Book Thoughts: Man’s Search for Meaning

Man’s Search for Meaning is a 1946 psychology book by Victor E. Frankl. The original intent of the book was to be a resource for psychologists on what went through the minds of Nazi concentration camp prisoners. In later editions, Victor added a second part, again for psychologists, that described how his own concentration camp experiences had helped him create his “logotherapy” form of psychotherapy. Despite being written for psychologists, Man’s Search for Meaning has become more of an inspirational book in the present time. In particular, Victor held many views that are in line with Catholic teaching, so it has become very popular in religious studies and among laypeople.

From the Catholic perspective, I found two key points that really supported each other. Victor Frankl himself had to go through life in a Nazi concentration camp as a Jewish prisoner, so he had many firsthand experiences he could draw on. He stumbled across a discovery early on when he saw that most of the prisoners that lasted had some reason to live. Some of them had hopes of seeing a loved one after the war. Others believed in a religion of some sort. There were many other examples given. In every example, the prisoners with meaning in their life survived the longest or even made it out alive.

The second key point Victor discovered is that suffering in itself had no meaning. However, if someone had a reason to live, some loved one to see or goal to see through, then suffering did have meaning. After all, only if they survived, pushed through all their suffering, could they see their loved one or reach their goal. Victor Frankl was very clear that people need meaning in their lives. Without meaning, they slowly dwindle until they die from lethargy or suicide.

If these two key points are believed, then the key question every person needs to answer is “What is the meaning of your life?”. For Catholics, the answer is, in short, to glorify God and sanctify souls. In simpler terms this is to love God and one another. From there it is easy to see why we bear our sufferings. We need to survive to continue loving God and one another. To give up is to discard the precious time God has given us to serve others. Catholics also believe that when we suffer we are sharing in the suffering of Christ. Sharing in this way mysteriously aids the salvation of others. Back to the key points though, without a belief in the Catholic faith, our suffering really would be meaningless. It is only through our faith, that we don’t despair over suffering (or at least try).

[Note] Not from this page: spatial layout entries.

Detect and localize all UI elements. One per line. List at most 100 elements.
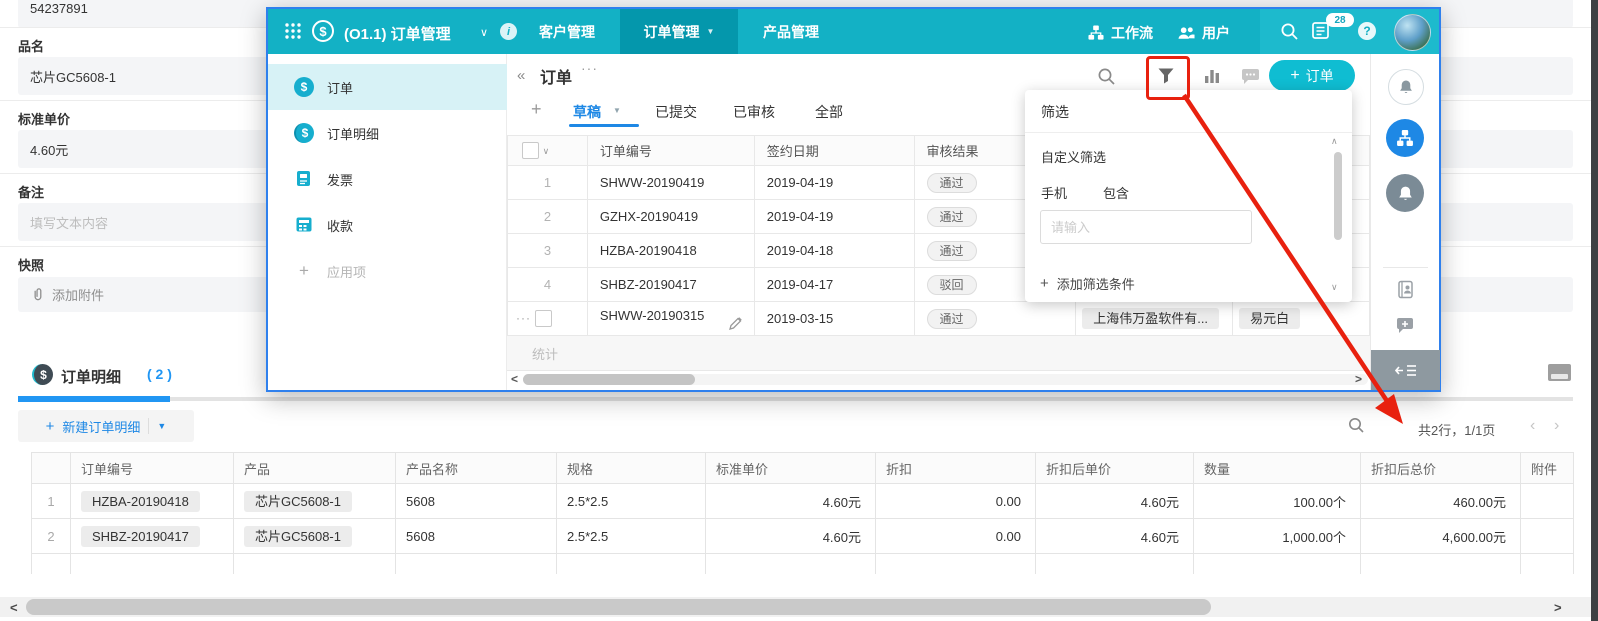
- order-no-chip[interactable]: SHBZ-20190417: [81, 525, 200, 547]
- owner-chip[interactable]: 易元白: [1239, 308, 1301, 329]
- chart-icon[interactable]: [1203, 67, 1221, 85]
- table-row[interactable]: ··· SHWW-20190315 2019-03-15 通过 上海伟万盈软件有…: [507, 301, 1370, 336]
- nav-tab-orders[interactable]: 订单管理 ▼: [620, 9, 738, 54]
- filter-value-input[interactable]: [1040, 210, 1252, 244]
- filter-scroll-up-icon[interactable]: ∧: [1331, 136, 1338, 147]
- table-hscrollbar-thumb[interactable]: [523, 374, 695, 385]
- product-chip[interactable]: 芯片GC5608-1: [244, 525, 352, 547]
- view-tab-submitted[interactable]: 已提交: [655, 102, 697, 122]
- plus-icon: +: [1290, 66, 1300, 84]
- order-detail-table: 订单编号 产品 产品名称 规格 标准单价 折扣 折扣后单价 数量 折扣后总价 附…: [31, 452, 1574, 574]
- right-edge-panel[interactable]: [1591, 0, 1598, 621]
- more-actions-icon[interactable]: ···: [581, 60, 598, 76]
- table-hscroll-right[interactable]: >: [1355, 372, 1362, 386]
- global-search-icon[interactable]: [1280, 22, 1299, 41]
- sidebar-add-item[interactable]: + 应用项: [268, 248, 507, 294]
- sidebar-item-order-details[interactable]: $ 订单明细: [268, 110, 507, 156]
- nav-tab-products[interactable]: 产品管理: [738, 9, 844, 54]
- hscroll-right-arrow[interactable]: >: [1554, 600, 1562, 615]
- dollar-glyph: $: [319, 23, 327, 39]
- user-avatar[interactable]: [1394, 14, 1431, 51]
- rail-notify-button[interactable]: [1386, 174, 1424, 212]
- view-tab-all[interactable]: 全部: [815, 102, 843, 122]
- rail-divider: [1383, 267, 1428, 268]
- sidebar-item-payments[interactable]: 收款: [268, 202, 507, 248]
- cell-order-no[interactable]: SHWW-20190419: [586, 165, 755, 200]
- page-hscrollbar-thumb[interactable]: [26, 599, 1211, 615]
- next-page-button[interactable]: ›: [1554, 417, 1559, 435]
- pagination-status: 共2行，1/1页: [1418, 423, 1496, 438]
- view-tab-draft[interactable]: 草稿: [573, 102, 601, 122]
- apps-grid-icon[interactable]: [284, 22, 302, 40]
- app-header: $ (O1.1) 订单管理 ∨ i 客户管理 订单管理 ▼ 产品管理 工作流 用户…: [268, 9, 1439, 54]
- row-actions-icon[interactable]: ···: [516, 311, 531, 325]
- comment-icon[interactable]: [1241, 68, 1260, 85]
- view-tab-approved[interactable]: 已审核: [733, 102, 775, 122]
- rail-workflow-button[interactable]: [1386, 119, 1424, 157]
- annotation-highlight-box: [1146, 56, 1190, 100]
- add-filter-condition-button[interactable]: + 添加筛选条件: [1040, 274, 1135, 293]
- col-qty: 数量: [1193, 452, 1361, 484]
- paperclip-icon: [30, 287, 45, 302]
- app-title[interactable]: (O1.1) 订单管理: [344, 23, 451, 44]
- sidebar-item-label: 收款: [327, 218, 354, 234]
- hscroll-left-arrow[interactable]: <: [10, 600, 18, 615]
- col-index: [31, 452, 71, 484]
- help-icon[interactable]: ?: [1358, 22, 1376, 40]
- filter-operator[interactable]: 包含: [1103, 183, 1129, 202]
- app-switch-chevron-icon[interactable]: ∨: [480, 26, 488, 39]
- table-row[interactable]: 2 SHBZ-20190417 芯片GC5608-1 5608 2.5*2.5 …: [31, 518, 1574, 554]
- row-checkbox[interactable]: [534, 310, 552, 328]
- select-all-checkbox[interactable]: [522, 142, 539, 160]
- tab-caret-icon[interactable]: ▼: [613, 106, 621, 115]
- product-chip[interactable]: 芯片GC5608-1: [244, 490, 352, 512]
- table-header-row: 订单编号 产品 产品名称 规格 标准单价 折扣 折扣后单价 数量 折扣后总价 附…: [31, 452, 1574, 484]
- collapse-sidebar-icon[interactable]: «: [517, 67, 525, 84]
- status-badge: 通过: [926, 206, 977, 227]
- new-order-detail-button[interactable]: + 新建订单明细 ▼: [18, 410, 194, 442]
- field-note-placeholder: 填写文本内容: [30, 215, 109, 231]
- select-menu-icon[interactable]: ∨: [543, 146, 550, 156]
- users-button[interactable]: 用户: [1178, 23, 1230, 43]
- edit-pencil-icon[interactable]: [728, 316, 742, 330]
- new-order-button[interactable]: + 订单: [1269, 60, 1355, 91]
- filter-panel: 筛选 自定义筛选 手机 包含 + 添加筛选条件 ∧ ∨: [1025, 90, 1352, 302]
- table-row[interactable]: 1 HZBA-20190418 芯片GC5608-1 5608 2.5*2.5 …: [31, 483, 1574, 519]
- rail-alert-button[interactable]: [1388, 69, 1424, 105]
- table-hscroll-left[interactable]: <: [511, 372, 518, 386]
- status-badge: 通过: [926, 240, 977, 261]
- sidebar-item-orders[interactable]: $ 订单: [268, 64, 507, 110]
- workflow-button[interactable]: 工作流: [1088, 23, 1153, 43]
- search-icon[interactable]: [1097, 67, 1116, 86]
- panel-toggle-icon[interactable]: [1548, 364, 1571, 381]
- cell-total: 4,600.00元: [1360, 518, 1521, 554]
- filter-scrollbar-thumb[interactable]: [1334, 152, 1342, 240]
- feedback-icon[interactable]: [1396, 317, 1415, 335]
- col-order-no: 订单编号: [70, 452, 234, 484]
- prev-page-button[interactable]: ‹: [1530, 417, 1535, 435]
- nav-tab-customers[interactable]: 客户管理: [514, 9, 620, 54]
- nav-tab-label: 订单管理: [643, 23, 700, 40]
- add-view-tab-button[interactable]: +: [531, 99, 542, 120]
- caret-down-icon[interactable]: ▼: [157, 421, 166, 431]
- cell-order-no[interactable]: SHWW-20190315: [586, 301, 755, 336]
- detail-search-icon[interactable]: [1348, 417, 1365, 434]
- cell-order-no[interactable]: HZBA-20190418: [586, 233, 755, 268]
- statistics-row[interactable]: 统计: [507, 335, 1370, 371]
- cell-order-no[interactable]: GZHX-20190419: [586, 199, 755, 234]
- caret-down-icon: ▼: [706, 27, 715, 36]
- order-no-chip[interactable]: HZBA-20190418: [81, 490, 200, 512]
- cell-spec: 2.5*2.5: [556, 483, 706, 519]
- contacts-book-icon[interactable]: [1396, 280, 1415, 299]
- customer-chip[interactable]: 上海伟万盈软件有...: [1082, 308, 1220, 329]
- info-glyph: i: [506, 25, 511, 38]
- filter-field-name[interactable]: 手机: [1041, 183, 1067, 202]
- sidebar-item-invoices[interactable]: 发票: [268, 156, 507, 202]
- filter-scroll-down-icon[interactable]: ∨: [1331, 282, 1338, 293]
- cell-order-no[interactable]: SHBZ-20190417: [586, 267, 755, 302]
- collapse-panel-button[interactable]: [1371, 350, 1440, 390]
- col-disc-price: 折扣后单价: [1035, 452, 1194, 484]
- filter-panel-title: 筛选: [1041, 104, 1069, 120]
- cell-attachment: [1520, 483, 1574, 519]
- order-no-text: SHWW-20190315: [599, 307, 705, 323]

Man’s Search for Meaning was a pretty good book for me because I am suffering quite a bit these days. I have some hope of feeling better, but I still have to acknowledge that I may never get much better. I serve God through my prayer and by attending mass once a week. Since I can’t serve others much in person, I do my best to serve others through the Internet. These things give my life meaning, giving me the strength to bear my sufferings. I don’t always bear them happily, but I never give up living. I am not done with Man’s Search for Meaning. I would like to analyze it in more detail, maybe summarize the wisdom contained in the book on this website.